Given the abundance of humanoids in stock images, it is unsurprising that the tools trained using these images generate humanoids and robots in response to prompts about AI.
Stock photos are not just problematic when they are about AI. The very point of a stock image is to quickly bring a specific concept or category to mind—so they often focus on stereotypes and can be derogatory and biased. Using stock images for training text-to-image tools could be one source of misleading or biased images that result from these tools—and not just in articles about AI.
Summary: avoiding hype, improving training data
Images used to illustrate AI articles today are already misleading and inaccurate. If news media turn towards using text-to-image tools for generating illustrations, it risks creating a pernicious feedback loop where AI tools are used to generate misleading images of AI that feed into the hype—and are used as training data for future models.

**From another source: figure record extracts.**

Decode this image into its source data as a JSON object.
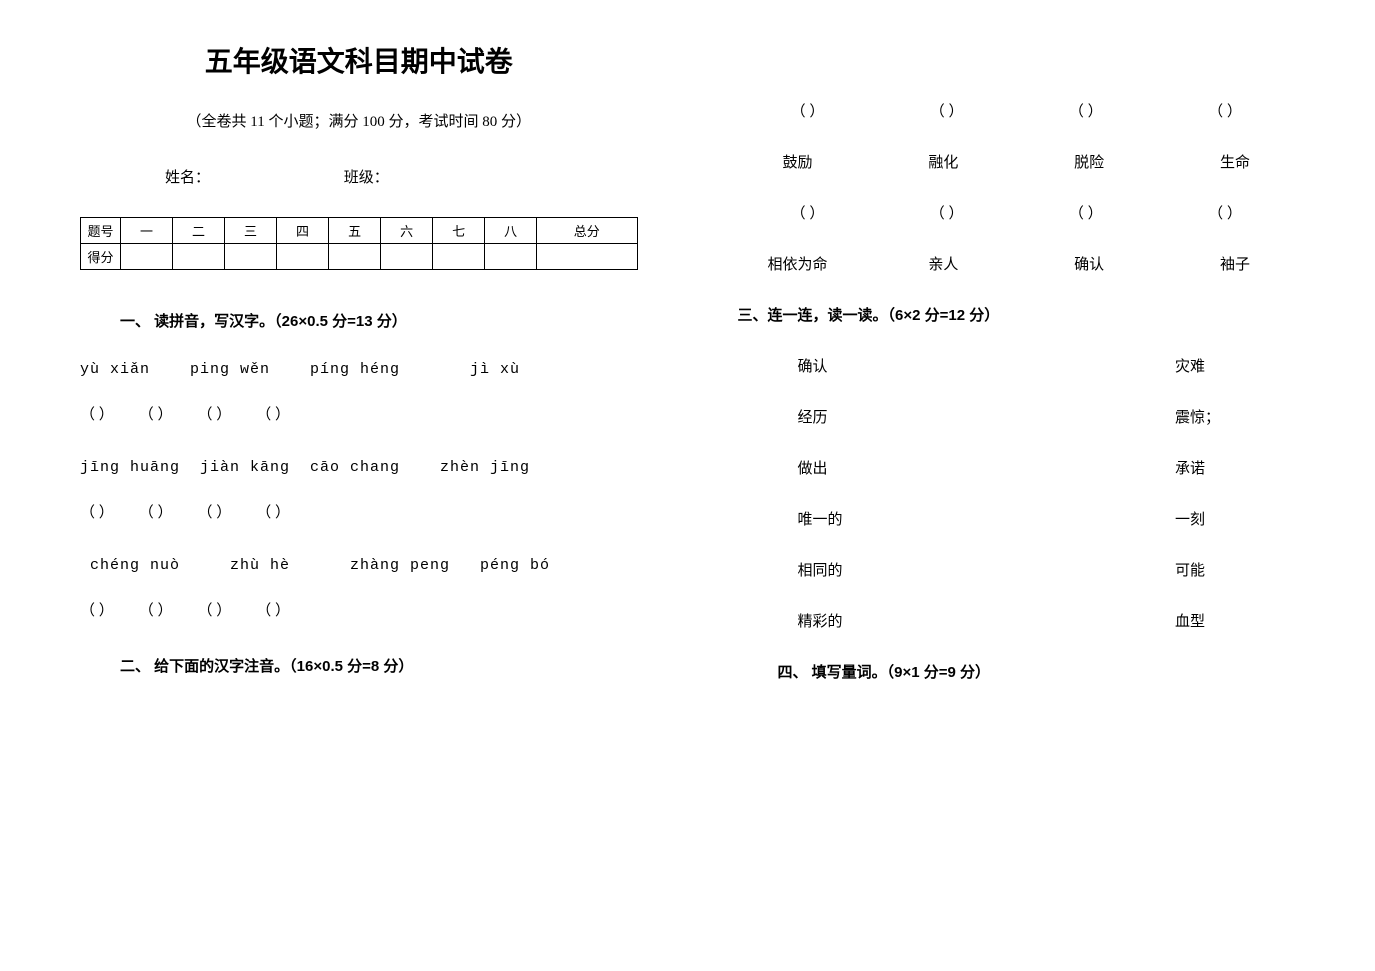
{
  "title": "五年级语文科目期中试卷",
  "subtitle": "（全卷共 11 个小题；满分 100 分，考试时间 80 分）",
  "info": {
    "name_label": "姓名：",
    "class_label": "班级："
  },
  "score_table": {
    "headers": [
      "题号",
      "一",
      "二",
      "三",
      "四",
      "五",
      "六",
      "七",
      "八",
      "总分"
    ],
    "row_label": "得分"
  },
  "section1": {
    "title": "一、 读拼音，写汉字。（26×0.5 分=13 分）",
    "rows": [
      {
        "pinyin": [
          "yù xiǎn",
          "ping wěn",
          "píng héng",
          "jì xù"
        ],
        "spacing": [
          0,
          40,
          40,
          70
        ]
      },
      {
        "pinyin": [
          "jīng huāng",
          "jiàn kāng",
          "cāo chang",
          "zhèn jīng"
        ],
        "spacing": [
          0,
          20,
          20,
          40
        ]
      },
      {
        "pinyin": [
          "chéng nuò",
          "zhù hè",
          "zhàng peng",
          "péng bó"
        ],
        "spacing": [
          10,
          50,
          60,
          30
        ]
      }
    ]
  },
  "section2": {
    "title": "二、 给下面的汉字注音。（16×0.5 分=8 分）",
    "rows": [
      [
        "鼓励",
        "融化",
        "脱险",
        "生命"
      ],
      [
        "相依为命",
        "亲人",
        "确认",
        "袖子"
      ]
    ]
  },
  "section3": {
    "title": "三、连一连，读一读。（6×2 分=12 分）",
    "pairs": [
      [
        "确认",
        "灾难"
      ],
      [
        "经历",
        "震惊；"
      ],
      [
        "做出",
        "承诺"
      ],
      [
        "唯一的",
        "一刻"
      ],
      [
        "相同的",
        "可能"
      ],
      [
        "精彩的",
        "血型"
      ]
    ]
  },
  "section4": {
    "title": "四、 填写量词。（9×1 分=9 分）"
  },
  "paren_text": "（          ）"
}
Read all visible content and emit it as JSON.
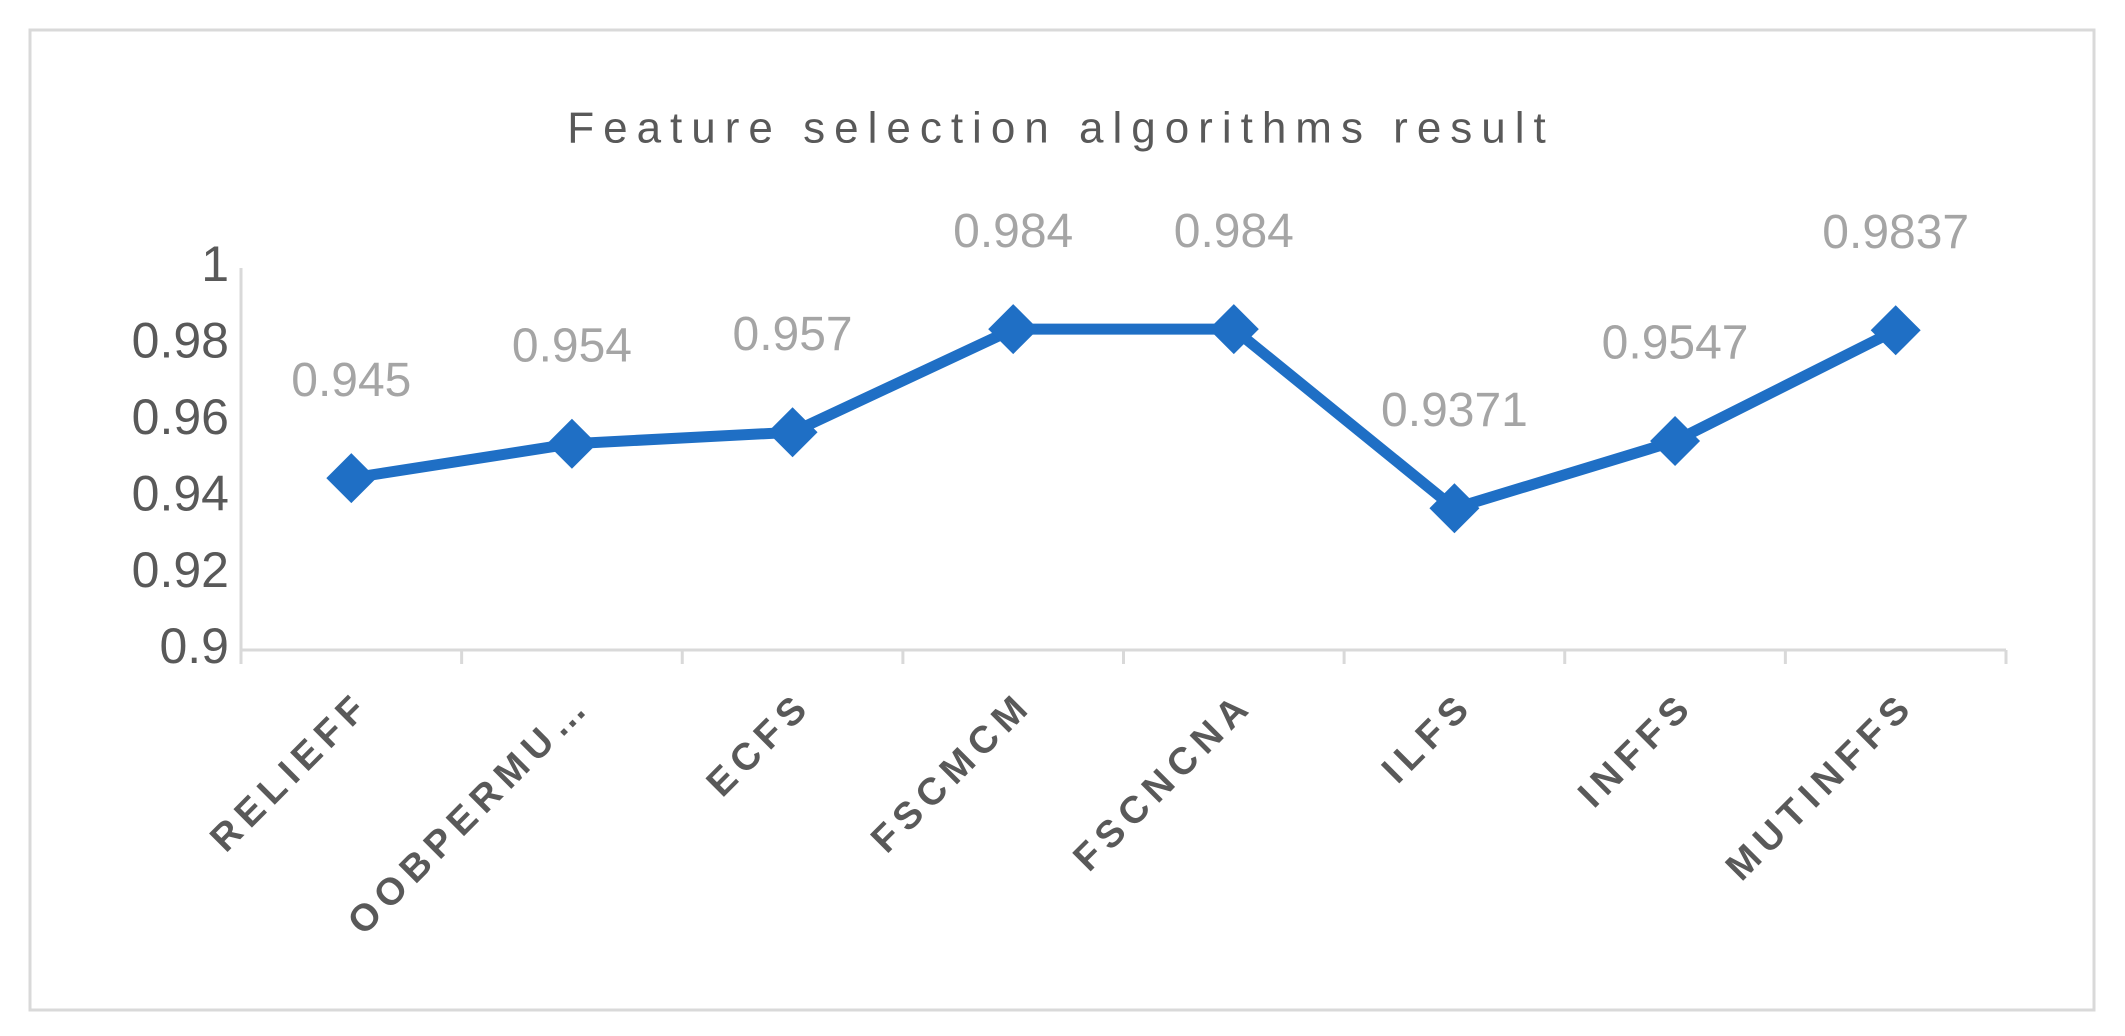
{
  "chart_data": {
    "type": "line",
    "title": "Feature selection algorithms result",
    "categories": [
      "RELIEFF",
      "OOBPERMU…",
      "ECFS",
      "FSCMCM",
      "FSCNCNA",
      "ILFS",
      "INFFS",
      "MUTINFFS"
    ],
    "values": [
      0.945,
      0.954,
      0.957,
      0.984,
      0.984,
      0.9371,
      0.9547,
      0.9837
    ],
    "color": "#1f6fc5",
    "ylim": [
      0.9,
      1
    ],
    "yticks": [
      0.9,
      0.92,
      0.94,
      0.96,
      0.98,
      1
    ],
    "grid": false
  }
}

Similar issues have been found in language models, where training datasets are contaminated by machine-generated text. Stable Diffusion does apply an invisible watermark which could potentially be used to filter out machine-generated images. However, the rapid increase in the number of text-to-image tools and the lack of standardized watermarks could complicate this filtering step. As we suggested above, an alternative way to improve these tools could be to reduce the number of stock images in the training data.
Finally, when writing prompts, describing the contents of the image instead of the concepts in the image and experimenting with different prompts to pick out accurate examples will go a long way.
We selected Stable Diffusion because it is the only one that is free to use, runs locally, and generates sufficiently high-quality images for our purposes.
In a small number of cases, the images generated are nonsensical; we exclude these images from our analysis.